Analysis of S3 API cost for Data Lake

5 min readNov 2, 2022

One of the main advantages of Data Lake over traditional Data warehouse is the separation of storage and compute.Due to this decoupling we can take advantage of cheap storage like S3 and only pay for the compute when we need to do any operation on the data. To work the compute and storage together in a cost-efficient way, many points to be considered while deciding how to store the data. Otherwise the cost for reading the data from storages like S3 might grow much higher than actual compute cost.

In this article we are discussing about optimizing the the total compute cost of typical Data Lake on AWS. Storage used is S3, compute engine used is Athena but it can be any pluggable query engine on S3.

Major cost elements involved in this architecture are

Storage cost of S3 = ~ $23/TB/Month
API cost of S3
Athena Query cost = 5$/TB data scanned

Out of the three above, S3 API cost is the most tricky one. When there are hundreds of highly partitioned tables in S3 and lots of analytics is happening on top, major cost of Data Lake can be from S3 API cost, much more than storage and Athena cost. Here we are going deep to find a way to confirm that cost . We will see how to optimize the cost in next article.

Confirm S3 cost is significant

Obviously, first thing to do is to confirm S3 API cost is significant to be analysed. From AWS cost explorer(aws doc) see the trend of S3 cost for say last six/twelve months.

If it is in steep upward trajectory further check S3 cost components by grouping API operation

Now it is clear that S3 APIs like ListBucket is a significant part of S3 cost. Now we go further to see what is causing those huge API cost.

Identify S3 bucket and other details

Next is is to identify the S3 buckets involved in the heavy API calls. There are always multiple S3 buckets as part of Data Lake to separate data for business and technical reasons.

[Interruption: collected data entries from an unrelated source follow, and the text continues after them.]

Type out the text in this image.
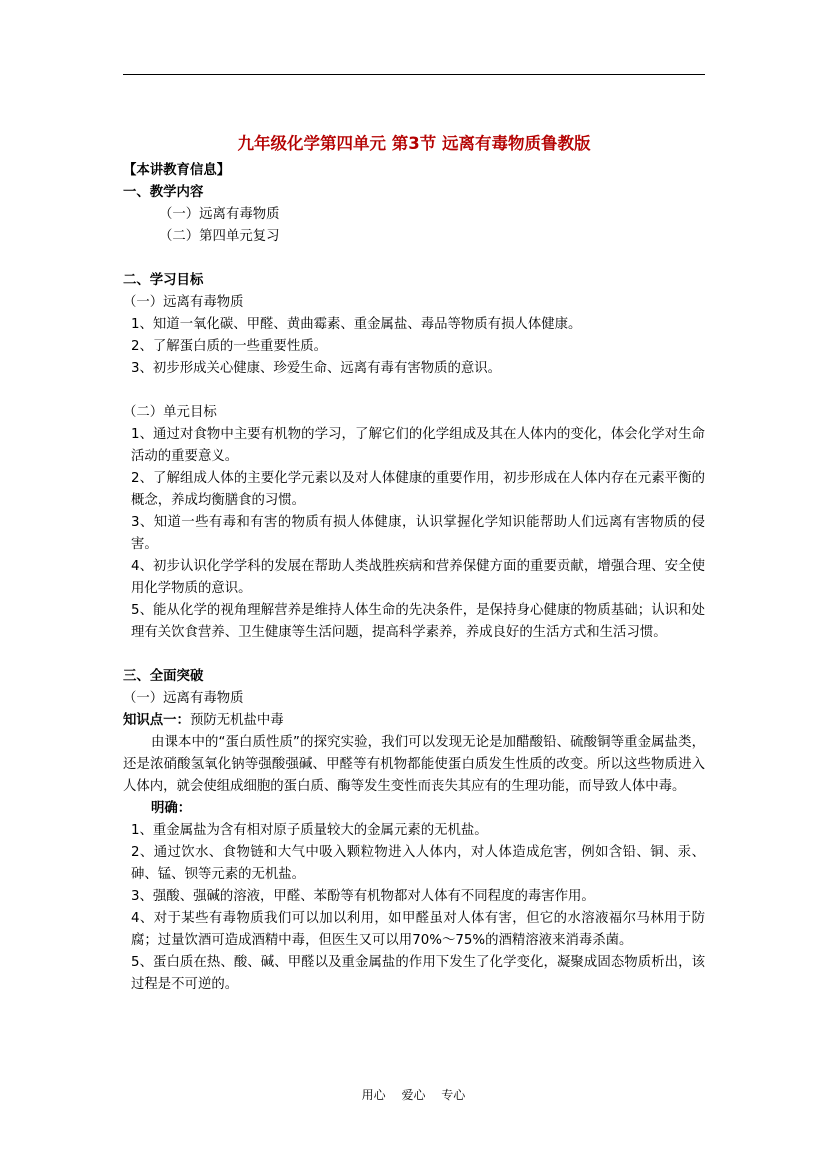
九年级化学第四单元 第3节 远离有毒物质鲁教版
【本讲教育信息】
一、教学内容
（一）远离有毒物质
（二）第四单元复习
二、学习目标
（一）远离有毒物质
1、知道一氧化碳、甲醛、黄曲霉素、重金属盐、毒品等物质有损人体健康。
2、了解蛋白质的一些重要性质。
3、初步形成关心健康、珍爱生命、远离有毒有害物质的意识。
（二）单元目标
1、通过对食物中主要有机物的学习，了解它们的化学组成及其在人体内的变化，体会化学对生命活动的重要意义。
2、了解组成人体的主要化学元素以及对人体健康的重要作用，初步形成在人体内存在元素平衡的概念，养成均衡膳食的习惯。
3、知道一些有毒和有害的物质有损人体健康，认识掌握化学知识能帮助人们远离有害物质的侵害。
4、初步认识化学学科的发展在帮助人类战胜疾病和营养保健方面的重要贡献，增强合理、安全使用化学物质的意识。
5、能从化学的视角理解营养是维持人体生命的先决条件，是保持身心健康的物质基础；认识和处理有关饮食营养、卫生健康等生活问题，提高科学素养，养成良好的生活方式和生活习惯。
三、全面突破
（一）远离有毒物质
知识点一：预防无机盐中毒
由课本中的“蛋白质性质”的探究实验，我们可以发现无论是加醋酸铅、硫酸铜等重金属盐类，还是浓硝酸氢氧化钠等强酸强碱、甲醛等有机物都能使蛋白质发生性质的改变。所以这些物质进入人体内，就会使组成细胞的蛋白质、酶等发生变性而丧失其应有的生理功能，而导致人体中毒。
明确：
1、重金属盐为含有相对原子质量较大的金属元素的无机盐。
2、通过饮水、食物链和大气中吸入颗粒物进入人体内，对人体造成危害，例如含铅、铜、汞、砷、锰、钡等元素的无机盐。
3、强酸、强碱的溶液，甲醛、苯酚等有机物都对人体有不同程度的毒害作用。
4、对于某些有毒物质我们可以加以利用，如甲醛虽对人体有害，但它的水溶液福尔马林用于防腐；过量饮酒可造成酒精中毒，但医生又可以用70%～75%的酒精溶液来消毒杀菌。
5、蛋白质在热、酸、碱、甲醛以及重金属盐的作用下发生了化学变化，凝聚成固态物质析出，该过程是不可逆的。
用心　 爱心　 专心
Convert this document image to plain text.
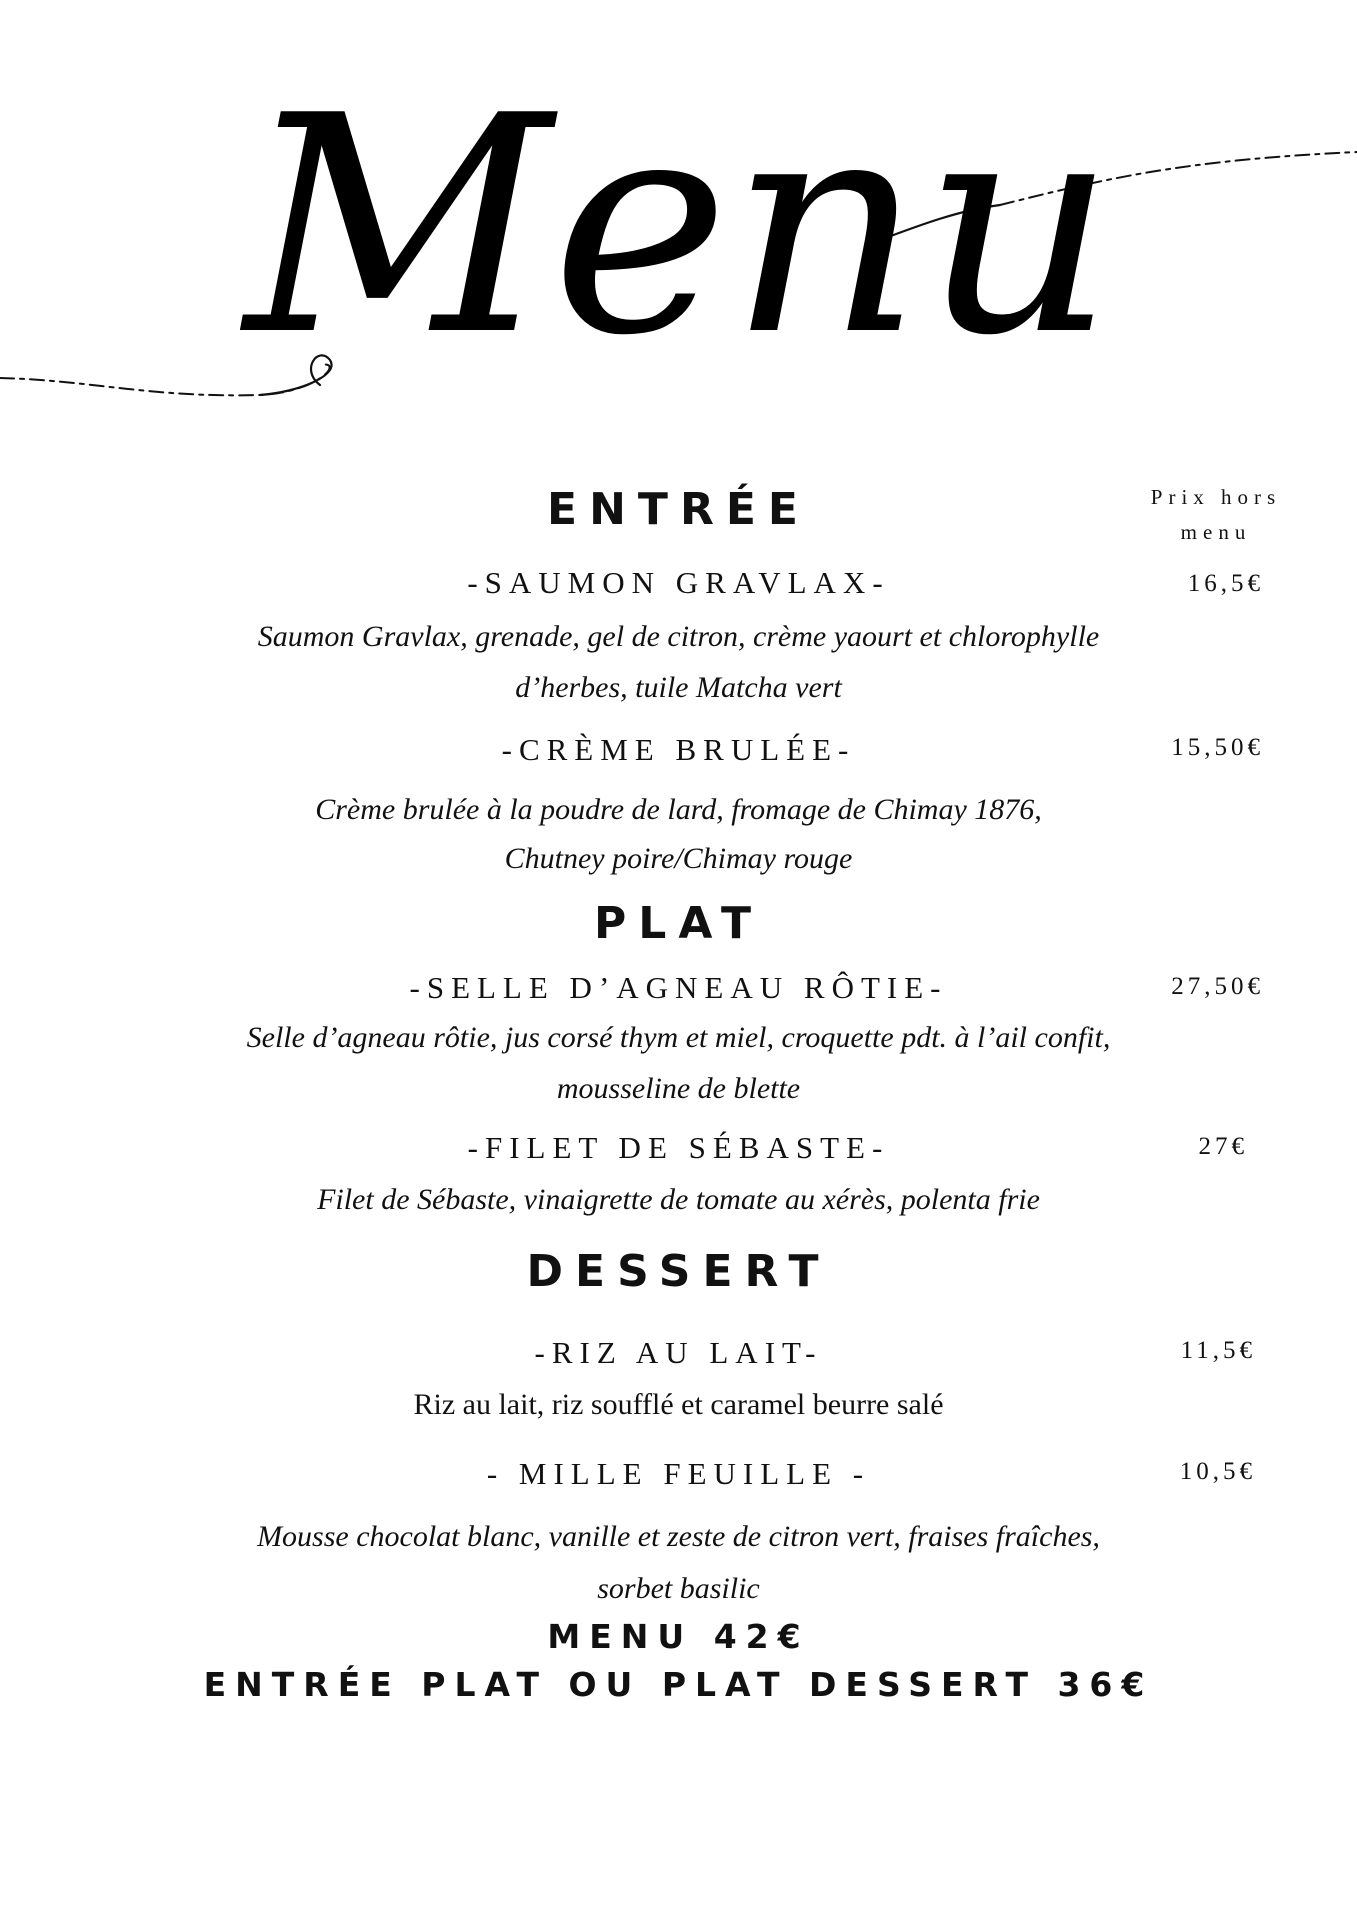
Menu
ENTRÉE	Prix hors
menu
-SAUMON GRAVLAX-	16,5€
Saumon Gravlax, grenade, gel de citron, crème yaourt et chlorophylle
d’herbes, tuile Matcha vert
-CRÈME BRULÉE-	15,50€
Crème brulée à la poudre de lard, fromage de Chimay 1876,
Chutney poire/Chimay rouge
PLAT
-SELLE D’AGNEAU RÔTIE-	27,50€
Selle d’agneau rôtie, jus corsé thym et miel, croquette pdt. à l’ail confit,
mousseline de blette
-FILET DE SÉBASTE-	27€
Filet de Sébaste, vinaigrette de tomate au xérès, polenta frie
DESSERT
-RIZ AU LAIT-	11,5€
Riz au lait, riz soufflé et caramel beurre salé
- MILLE FEUILLE -	10,5€
Mousse chocolat blanc, vanille et zeste de citron vert, fraises fraîches,
sorbet basilic
MENU 42€
ENTRÉE PLAT OU PLAT DESSERT 36€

To find the culprit buckets, you can use AWS Cost and Usage Reports in Billing section.

While creating the Report

Better to use dedicated S3 bucket for storing your reports
Make the granularity hourly
and integrate to Athena

Once the report is created you can see the details of the report.

Go to that S3 prefix, you will find DDL to create Athena table on top of the report data. Download that file and run the SQL on Athena to create the table.Feel free to change the table name in the DDL file.

Once you created the table we can analyse the data. The data in S3 will be appended periodically, but remember to refresh table partition before you query new partition as shown below:

Now we have the list of S3 buckets causing the high bill. Say if a Data Lake raw data bucket is causing lot of API cost, then next step is to find which data-set or Athena table is causing that much API requests. Let’s see how to find that level of details.

API requests at table/prefix level

To go deeper to the S3 bucket at a prefix level, first thing to do is to enable S3 server access logs for the bucket. Then will create Athena table on top that.

Enable the access logging can be done from AWS console, It can be found in bucket properties as shown below.Server access logging is free of cost

While providing target path, don’t give same bucket , otherwise it will be an infinite loop. Once you enabled the logging check the target path after sometime to make sure log files are present in the folder. If not, it will be mostly permission issues — see aws doc for further guidance.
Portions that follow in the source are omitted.